Qui sait...

louzaki

Je ne peux pas dire que je n'y avais pas pensé. Ce serait mentir...
Je ne peux que m'avouer que lorsque j'ai décidé de sauter dans la cuve, j'espérais autre chose que la mort. Mais c'est la faute à tous ces comics que je lisais quand j'étais môme, tous ces anti-héros nés d'une chute dans un bain d'acide, après un accident. Alors bien sûr, dans ma tête de grand gamin de 31 ans, je me suis dis qu'il se passera un truc, une sorte de miracle pour moi.
Comme ça, on dirait que je n'ai pas réfléchis. Que j'ai vu la cuve, que j'ai sauté. Mais je n'en pouvais plus de réfléchir. Encore une fois, je me retrouvais seul. Et cette fois-ci, c'était encore plus douloureux que la fois précédente. Oui c'est le lot de l'Homme d'être accompagné et ensuite seul mais je m'en fichais. Ma vie était fichue. À n'importe quel endroit où je posais les yeux, je la voyais. Sa façon de sourire, de pleurer, de lire. Je voulais arrêter d'y penser mais essayez... C'est pas si facile, surtout pour moi. 
Ce fût comme une drogue et s'en détacher était impossible. J'étais trop faible, trop lâche pour ça alors j'ai réfléchis à comment arrêter d'y penser. Une solution, ne plus penser du tout.
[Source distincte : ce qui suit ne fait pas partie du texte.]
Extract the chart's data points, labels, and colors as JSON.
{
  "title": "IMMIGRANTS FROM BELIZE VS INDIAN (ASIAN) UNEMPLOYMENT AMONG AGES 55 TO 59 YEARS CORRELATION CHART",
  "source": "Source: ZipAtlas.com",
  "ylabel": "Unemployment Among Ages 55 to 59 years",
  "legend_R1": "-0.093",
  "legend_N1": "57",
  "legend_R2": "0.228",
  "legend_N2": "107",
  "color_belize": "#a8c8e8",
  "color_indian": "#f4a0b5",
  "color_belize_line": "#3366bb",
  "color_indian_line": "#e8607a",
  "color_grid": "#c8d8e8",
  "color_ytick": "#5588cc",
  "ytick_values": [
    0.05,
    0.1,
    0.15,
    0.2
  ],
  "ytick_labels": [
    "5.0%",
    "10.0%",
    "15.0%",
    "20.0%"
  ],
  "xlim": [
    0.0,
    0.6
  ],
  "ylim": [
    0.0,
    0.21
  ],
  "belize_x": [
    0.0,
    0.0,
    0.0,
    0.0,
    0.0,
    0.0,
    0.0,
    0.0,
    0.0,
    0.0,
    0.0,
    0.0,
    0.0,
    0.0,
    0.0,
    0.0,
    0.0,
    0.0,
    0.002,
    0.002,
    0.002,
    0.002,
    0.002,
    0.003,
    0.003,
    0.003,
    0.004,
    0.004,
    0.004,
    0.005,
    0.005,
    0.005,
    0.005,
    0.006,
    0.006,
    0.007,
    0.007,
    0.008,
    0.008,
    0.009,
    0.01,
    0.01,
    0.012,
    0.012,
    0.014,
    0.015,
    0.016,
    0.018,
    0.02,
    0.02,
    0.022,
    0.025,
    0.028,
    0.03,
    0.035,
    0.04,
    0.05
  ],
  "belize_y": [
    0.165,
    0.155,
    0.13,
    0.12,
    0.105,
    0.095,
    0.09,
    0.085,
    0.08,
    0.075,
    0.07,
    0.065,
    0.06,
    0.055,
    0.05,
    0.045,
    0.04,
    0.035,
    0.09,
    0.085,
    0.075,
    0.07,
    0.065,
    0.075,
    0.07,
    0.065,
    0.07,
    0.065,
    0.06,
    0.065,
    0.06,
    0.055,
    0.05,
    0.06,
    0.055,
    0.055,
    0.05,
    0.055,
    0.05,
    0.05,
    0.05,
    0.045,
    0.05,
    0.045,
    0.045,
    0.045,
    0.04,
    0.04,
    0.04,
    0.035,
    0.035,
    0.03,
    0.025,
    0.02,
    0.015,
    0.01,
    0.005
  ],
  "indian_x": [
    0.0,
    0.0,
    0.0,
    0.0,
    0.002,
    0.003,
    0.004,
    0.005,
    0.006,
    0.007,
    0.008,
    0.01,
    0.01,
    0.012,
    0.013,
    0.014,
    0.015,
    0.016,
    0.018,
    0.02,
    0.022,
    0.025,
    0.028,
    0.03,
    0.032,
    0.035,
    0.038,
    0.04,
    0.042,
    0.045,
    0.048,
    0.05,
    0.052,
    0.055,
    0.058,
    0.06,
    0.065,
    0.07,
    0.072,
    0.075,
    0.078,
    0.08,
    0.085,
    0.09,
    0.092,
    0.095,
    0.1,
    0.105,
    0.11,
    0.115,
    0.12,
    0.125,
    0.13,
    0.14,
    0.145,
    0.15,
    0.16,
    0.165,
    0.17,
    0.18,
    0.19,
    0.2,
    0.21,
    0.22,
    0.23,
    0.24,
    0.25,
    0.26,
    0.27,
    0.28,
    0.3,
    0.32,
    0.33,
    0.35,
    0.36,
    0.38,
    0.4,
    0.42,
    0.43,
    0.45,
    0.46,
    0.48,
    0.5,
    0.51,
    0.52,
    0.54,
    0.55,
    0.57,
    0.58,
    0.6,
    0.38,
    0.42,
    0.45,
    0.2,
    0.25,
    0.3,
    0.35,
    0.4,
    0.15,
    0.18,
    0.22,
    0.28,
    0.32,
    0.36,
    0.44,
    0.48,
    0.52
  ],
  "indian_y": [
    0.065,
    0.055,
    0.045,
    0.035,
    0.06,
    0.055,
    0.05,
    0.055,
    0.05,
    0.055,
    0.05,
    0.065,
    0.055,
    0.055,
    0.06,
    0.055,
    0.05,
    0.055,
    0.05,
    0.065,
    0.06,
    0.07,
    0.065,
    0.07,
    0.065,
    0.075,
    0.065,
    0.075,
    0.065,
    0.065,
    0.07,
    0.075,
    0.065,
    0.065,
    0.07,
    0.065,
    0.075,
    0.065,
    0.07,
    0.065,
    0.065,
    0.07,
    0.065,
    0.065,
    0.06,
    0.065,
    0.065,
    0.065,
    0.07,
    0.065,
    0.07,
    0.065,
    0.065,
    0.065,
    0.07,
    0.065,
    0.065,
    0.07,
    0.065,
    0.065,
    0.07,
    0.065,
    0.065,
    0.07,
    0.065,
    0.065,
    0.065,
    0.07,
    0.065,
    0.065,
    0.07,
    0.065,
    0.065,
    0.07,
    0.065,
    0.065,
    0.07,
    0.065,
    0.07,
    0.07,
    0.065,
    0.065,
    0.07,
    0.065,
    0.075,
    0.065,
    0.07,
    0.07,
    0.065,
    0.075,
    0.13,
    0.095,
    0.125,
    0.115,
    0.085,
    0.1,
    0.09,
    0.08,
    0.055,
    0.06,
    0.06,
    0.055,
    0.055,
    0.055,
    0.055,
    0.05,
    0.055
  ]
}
Je suis un mec douillet malgré tout, je n'aime pas avoir mal, vous commencez à comprendre la difficulté ? 
J'analysais le problème comme si ma vie en dépendait (ce qui était le cas). Je passais des jours et des nuits à écrire, à téléphoner à des rescapés d'accidents, je faisais chier les gens dans le bonheur et le malheur, je ne laissais personne tranquille et ça me faisait du bien. Oui... bien sûr que c'était malsain mais je ne vous l'ai pas dit que j'étais malsain aussi ? Non ? Autant pour moi.
J'emmerdais la terre entière et vous avec. Je m'éclatais à programmer ma mort. Je vous voyais souffrir et j'en étais heureux. J'en oubliais ma propre souffrance. 
Et puis, un jour où j'allais faire les courses, regarder les prix de la mort au rats dans un grand supermarché, j'ai vu ce truc, cette énorme cuve avec le symbole "Radioactif" dessus. 
Mon sang n'a fait qu'un tour, je suis monté au dessus sur la passerelle, pas surveillée évidemment, comme si un Dieu en qui je ne croyais pas me donner le feu vert. Vert... Le liquide était même trop vert, gluant, un truc de film à deux sous. Une seconde, je me suis demandé si je n'étais pas dans un film, si tout ça n'était pas programmé depuis le début, si on ne m'attendait pas derrière le décor pour m'applaudir de mon courage d'en finir. Alors, dans ma caboche de gamin de 10 ans, je me suis dis que c'était ça. J'en étais sûr. Alors j'ai sauté.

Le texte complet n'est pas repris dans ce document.